И ещё одна книжка с закорючками. Недолго побыли, а стемнело.
– Ну, куда ещё? – да ведь и тяжело было столько протопать по заснеженным улицам.
Показалась кофейня, и рука потянула к ней, но с другой стороны выплывал уже угол дома. Хотелось – чтобы не сказать самому, чтобы вышло как бы случайно, а потом скрыться за детской фигуркой. Но рука тянула и пришлось.
– Слушай, а может, зайдём? Вон же, рядом. Что шляться…
– Давай зайдём, – всё равно ворчливо. И через минуту: – Только их дома нет…
– Откуда ты знаешь?
– Они все в оперу ушли. Вчера с мамой разговаривали, я слышал. На Фауста.
– Почему на Фауста?
Трудно, поди, ответить на такой вопрос. Они приблизились к старому, тяжёлому профессорскому дому. Окна на втором этаже были мертвы. Обошли через сугробы. Эркер тоже был тёмен.
Свою фамилию Сергей носил с иронией, вряд ли доступной другим Венециановским. Они, другие, чуточку походили на ряженых в какие-то графские одежды, когда и голов ы лишний раз не повернёшь, и шаг надо держать ровно, и не дай бог что-то выронишь из рук или расстегнется камзол. Тройное наслоение суффиксов они воспринимали в титулярно-геральдическом смысле, как некий взаимно обязывающий договор с судьбой. Огонёк тщеславия, вспыхивающий при виде своего имени на обложке или при официальном обращении, был едва уловим, но ошибиться в нём, однажды приметив, было нельзя.
В чём, собственно, заключалась Сергеева ирония, тут же перетекающая в самоиронию, посторонний человек сразу бы и не понял, а только заметил странный блеск в очках, словно отделённую от лица улыбку, плавающую в стёклах, и то, что поздоровавшись в коридоре с приближённой гостьей, поставленной на вход, Сергей прошёл не в гостиную, откуда призывно шумели, а в одну из меньших комнат, к ёлке.
На пороге, хотя на правах племянника мог бы давно привыкнуть, он испытал, как и те, кто впервые приходили к Венециановским, странное чувство – одновременно придавливающее и возносящее. Так действовали потолки, даже и на него, иным потолкам вровень. Высоко за три метра, они, при скромном освещении, превращались в локальное небо, а в этой комнате были ещё украшены фосфорическими звёздами. Среди них выделялся, тоже плавая в вышине, тяжеловесный рубиновый кардинал: ёлку здесь всегда ставили в полный рост. Когда включали гирлянды, даже и не детям случалось подолгу завороженно стоять перед хвойной Брунгильдой, следя таинственное и бесконечное утекание огоньков и дыша свободою сказки.
Правда, детей сегодня, как уже понял Сергей, обещался недобор. Кто был на своих ёлках, кто где… Только нарядный ангелочек, давняя боль, светился со стены, да Женин сынишка, первоклассник, вбежал в открытую дверь, замер при виде человека-холма и с открытым ртом ретировался. Сергей не успел даже достать из кармана гостинец и пристроил его в ёлочные дебри. Надышавшись ёлкой, он вошёл в зал.
– Чую родную кровь! – Женя, сын среднего, и самого проблемного, из братьев Венециановских, Романа Александровича, давно, впрочем, Roman Venetsianoff (sky – добавлял он иногда, пожимая руку какому-нибудь пухленькому американцу, или к подписи в неделовых письмах), – Женя первым его и встретил.
– Да, всё никак, никак, – туманно отозвался Сергей.
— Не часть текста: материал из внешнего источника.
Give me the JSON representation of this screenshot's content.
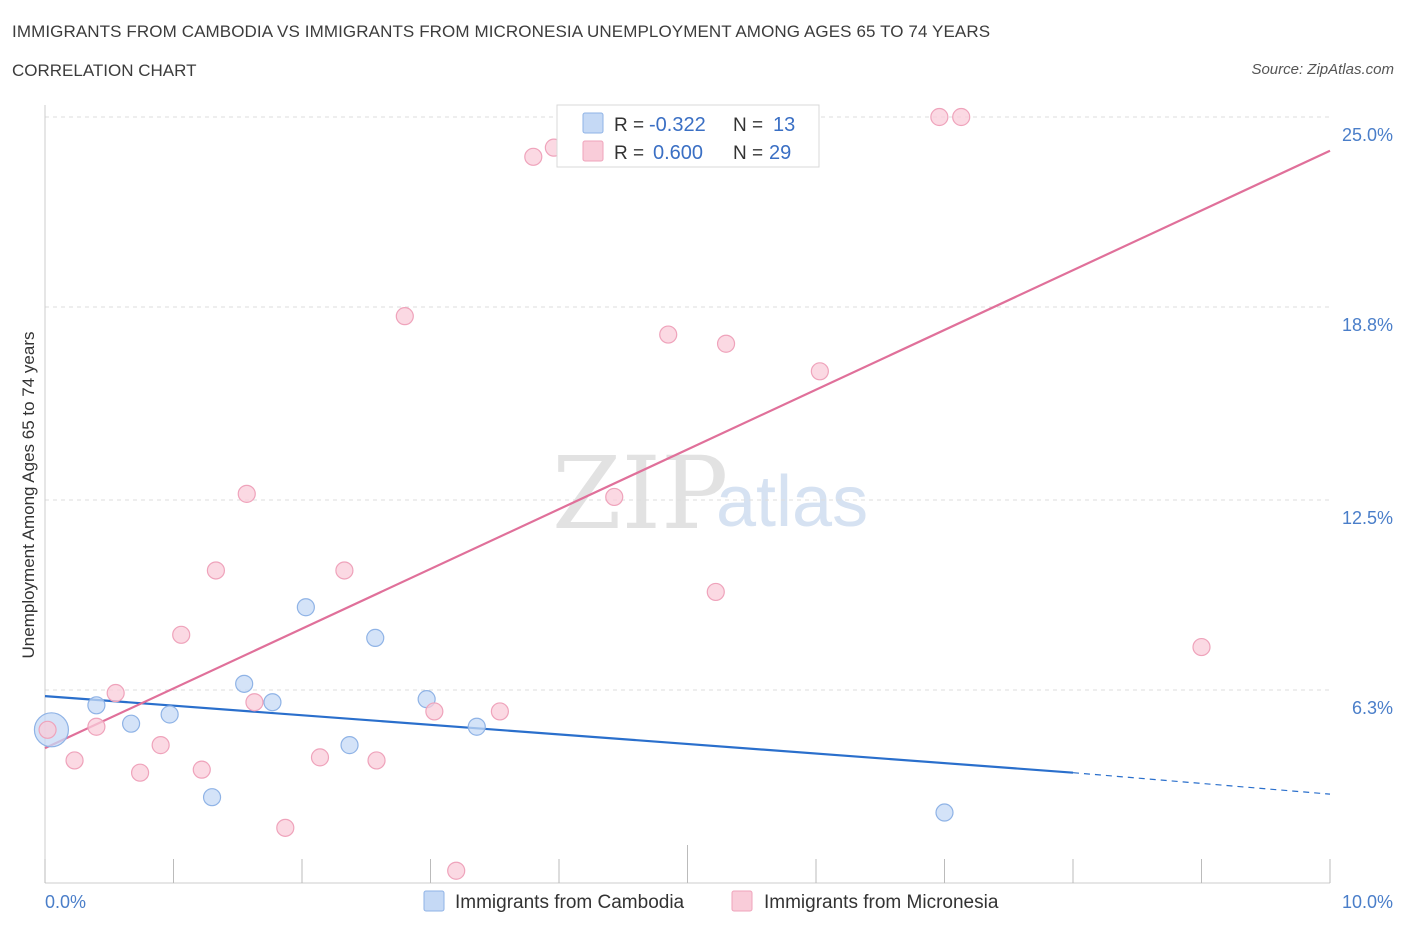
{
  "title": "IMMIGRANTS FROM CAMBODIA VS IMMIGRANTS FROM MICRONESIA UNEMPLOYMENT AMONG AGES 65 TO 74 YEARS",
  "subtitle": "CORRELATION CHART",
  "source": "Source: ZipAtlas.com",
  "watermark": {
    "zip": "ZIP",
    "atlas": "atlas"
  },
  "colors": {
    "cambodia_fill": "#c5d9f5",
    "cambodia_stroke": "#8fb3e6",
    "cambodia_line": "#2a6fcc",
    "micronesia_fill": "#f9ccd9",
    "micronesia_stroke": "#efa3bb",
    "micronesia_line": "#e0709a",
    "axis_text": "#4a7ec9",
    "grid": "#dddddd"
  },
  "legend": {
    "rows": [
      {
        "r_label": "R =",
        "r_value": "-0.322",
        "n_label": "N =",
        "n_value": "13"
      },
      {
        "r_label": "R =",
        "r_value": "0.600",
        "n_label": "N =",
        "n_value": "29"
      }
    ]
  },
  "bottom_legend": [
    "Immigrants from Cambodia",
    "Immigrants from Micronesia"
  ],
  "chart_data": {
    "type": "scatter",
    "title": "IMMIGRANTS FROM CAMBODIA VS IMMIGRANTS FROM MICRONESIA UNEMPLOYMENT AMONG AGES 65 TO 74 YEARS",
    "xlabel": "",
    "ylabel": "Unemployment Among Ages 65 to 74 years",
    "xlim": [
      0,
      10
    ],
    "ylim": [
      0,
      25
    ],
    "x_tick_labels": [
      "0.0%",
      "10.0%"
    ],
    "y_ticks": [
      6.3,
      12.5,
      18.8,
      25.0
    ],
    "y_tick_labels": [
      "6.3%",
      "12.5%",
      "18.8%",
      "25.0%"
    ],
    "series": [
      {
        "name": "Immigrants from Cambodia",
        "points": [
          {
            "x": 0.05,
            "y": 5.0,
            "big": true
          },
          {
            "x": 0.4,
            "y": 5.8
          },
          {
            "x": 0.67,
            "y": 5.2
          },
          {
            "x": 0.97,
            "y": 5.5
          },
          {
            "x": 1.3,
            "y": 2.8
          },
          {
            "x": 1.55,
            "y": 6.5
          },
          {
            "x": 1.77,
            "y": 5.9
          },
          {
            "x": 2.03,
            "y": 9.0
          },
          {
            "x": 2.37,
            "y": 4.5
          },
          {
            "x": 2.57,
            "y": 8.0
          },
          {
            "x": 2.97,
            "y": 6.0
          },
          {
            "x": 3.36,
            "y": 5.1
          },
          {
            "x": 7.0,
            "y": 2.3
          }
        ],
        "trend": {
          "x0": 0.0,
          "y0": 6.1,
          "x1": 8.0,
          "y1": 3.6,
          "dashed_to_x": 10.0,
          "dashed_to_y": 2.9
        }
      },
      {
        "name": "Immigrants from Micronesia",
        "points": [
          {
            "x": 0.02,
            "y": 5.0
          },
          {
            "x": 0.23,
            "y": 4.0
          },
          {
            "x": 0.4,
            "y": 5.1
          },
          {
            "x": 0.55,
            "y": 6.2
          },
          {
            "x": 0.74,
            "y": 3.6
          },
          {
            "x": 0.9,
            "y": 4.5
          },
          {
            "x": 1.06,
            "y": 8.1
          },
          {
            "x": 1.22,
            "y": 3.7
          },
          {
            "x": 1.33,
            "y": 10.2
          },
          {
            "x": 1.57,
            "y": 12.7
          },
          {
            "x": 1.63,
            "y": 5.9
          },
          {
            "x": 1.87,
            "y": 1.8
          },
          {
            "x": 2.14,
            "y": 4.1
          },
          {
            "x": 2.33,
            "y": 10.2
          },
          {
            "x": 2.58,
            "y": 4.0
          },
          {
            "x": 2.8,
            "y": 18.5
          },
          {
            "x": 3.03,
            "y": 5.6
          },
          {
            "x": 3.2,
            "y": 0.4
          },
          {
            "x": 3.54,
            "y": 5.6
          },
          {
            "x": 3.8,
            "y": 23.7
          },
          {
            "x": 3.96,
            "y": 24.0
          },
          {
            "x": 4.43,
            "y": 12.6
          },
          {
            "x": 4.85,
            "y": 17.9
          },
          {
            "x": 5.22,
            "y": 9.5
          },
          {
            "x": 5.3,
            "y": 17.6
          },
          {
            "x": 6.03,
            "y": 16.7
          },
          {
            "x": 6.96,
            "y": 25.0
          },
          {
            "x": 7.13,
            "y": 25.0
          },
          {
            "x": 9.0,
            "y": 7.7
          }
        ],
        "trend": {
          "x0": 0.0,
          "y0": 4.4,
          "x1": 10.0,
          "y1": 23.9
        }
      }
    ]
  }
}
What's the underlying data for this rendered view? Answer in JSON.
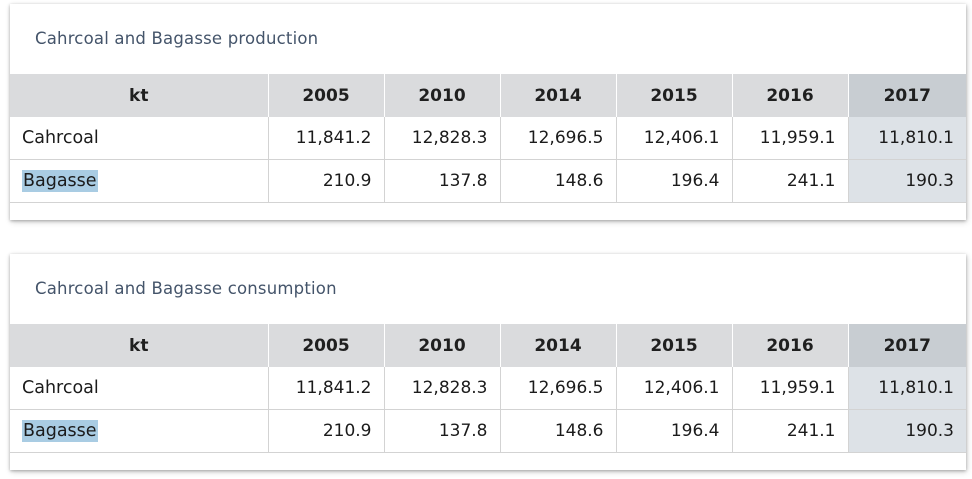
{
  "tables": [
    {
      "title": "Cahrcoal and Bagasse production",
      "columns": [
        "kt",
        "2005",
        "2010",
        "2014",
        "2015",
        "2016",
        "2017"
      ],
      "rows": [
        {
          "label": "Cahrcoal",
          "values": [
            "11,841.2",
            "12,828.3",
            "12,696.5",
            "12,406.1",
            "11,959.1",
            "11,810.1"
          ]
        },
        {
          "label": "Bagasse",
          "values": [
            "210.9",
            "137.8",
            "148.6",
            "196.4",
            "241.1",
            "190.3"
          ]
        }
      ]
    },
    {
      "title": "Cahrcoal and Bagasse  consumption",
      "columns": [
        "kt",
        "2005",
        "2010",
        "2014",
        "2015",
        "2016",
        "2017"
      ],
      "rows": [
        {
          "label": "Cahrcoal",
          "values": [
            "11,841.2",
            "12,828.3",
            "12,696.5",
            "12,406.1",
            "11,959.1",
            "11,810.1"
          ]
        },
        {
          "label": "Bagasse",
          "values": [
            "210.9",
            "137.8",
            "148.6",
            "196.4",
            "241.1",
            "190.3"
          ]
        }
      ]
    }
  ],
  "colors": {
    "header_bg": "#dadbdd",
    "highlight_column_header_bg": "#c8cdd2",
    "highlight_column_cell_bg": "#dde2e7",
    "selection_bg": "#a9cce3",
    "title_color": "#44546a"
  }
}
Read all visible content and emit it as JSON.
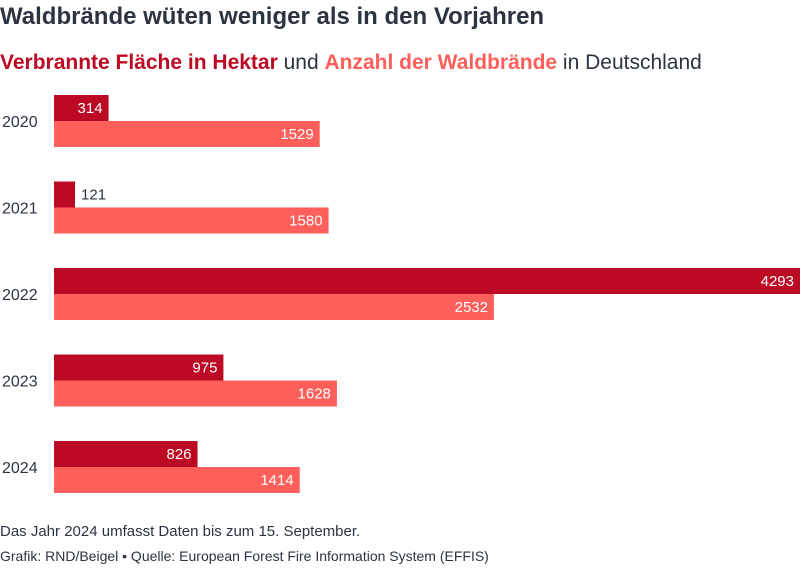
{
  "title": "Waldbrände wüten weniger als in den Vorjahren",
  "subtitle": {
    "series1": "Verbrannte Fläche in Hektar",
    "joiner": " und ",
    "series2": "Anzahl der Waldbrände",
    "suffix": " in Deutschland"
  },
  "colors": {
    "series1": "#bd0a24",
    "series2": "#ff5f5a",
    "text": "#2b3440"
  },
  "chart_data": {
    "type": "bar",
    "orientation": "horizontal",
    "categories": [
      "2020",
      "2021",
      "2022",
      "2023",
      "2024"
    ],
    "series": [
      {
        "name": "Verbrannte Fläche in Hektar",
        "values": [
          314,
          121,
          4293,
          975,
          826
        ]
      },
      {
        "name": "Anzahl der Waldbrände",
        "values": [
          1529,
          1580,
          2532,
          1628,
          1414
        ]
      }
    ],
    "xlim": [
      0,
      4293
    ],
    "grid": false,
    "legend": "subtitle"
  },
  "footer": {
    "note": "Das Jahr 2024 umfasst Daten bis zum 15. September.",
    "credit": "Grafik: RND/Beigel • Quelle: European Forest Fire Information System (EFFIS)"
  }
}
– В ноябре же, – удивился тот.
– Что в ноябре?
– У Ираиды Петровны на юбилее.
– Кто всё поминает мой юбилей? – тут же вплыла и Ираида Петровна с подносом.
Они растеснились и церемонно, через поднос, расцеловались, исподволь сравниваясь весами. Когда-то, давненько уж, в шутку затеяли взвешиваться, и до ста граммов они оказались вровень. Хотя больше не вспоминали, мысль щекотливо жила. Похудеть раньше старости тёте мешала больная печень, а ему? – да он и не собирался. Вернее, не мог собраться.
– Так я же, – сказал Сергей сразу обоим и изобразил руками волнистый рыбий жест. Этот жест много чего включал: его командировки, рваный ход времени и ту жадность жизни, которая то разводила его интересы, как речные берега, то сужала до пункта. – Сто мест – сто времён. Живу восьмушками. Соскучился же!..
– Да, время, время, – неопределённо произнесла хозяйка, прищуриваясь на часы в форме выщёлкивающего цифирки ворона, висевшие на дальней стене. Стрелки клюва сжимались.
– Половина седьмого, – подсказал Женя.
Сергей сделал ещё осторожный шаг, памятуя, что где-то тут под тонким ковром прячется слабая половица.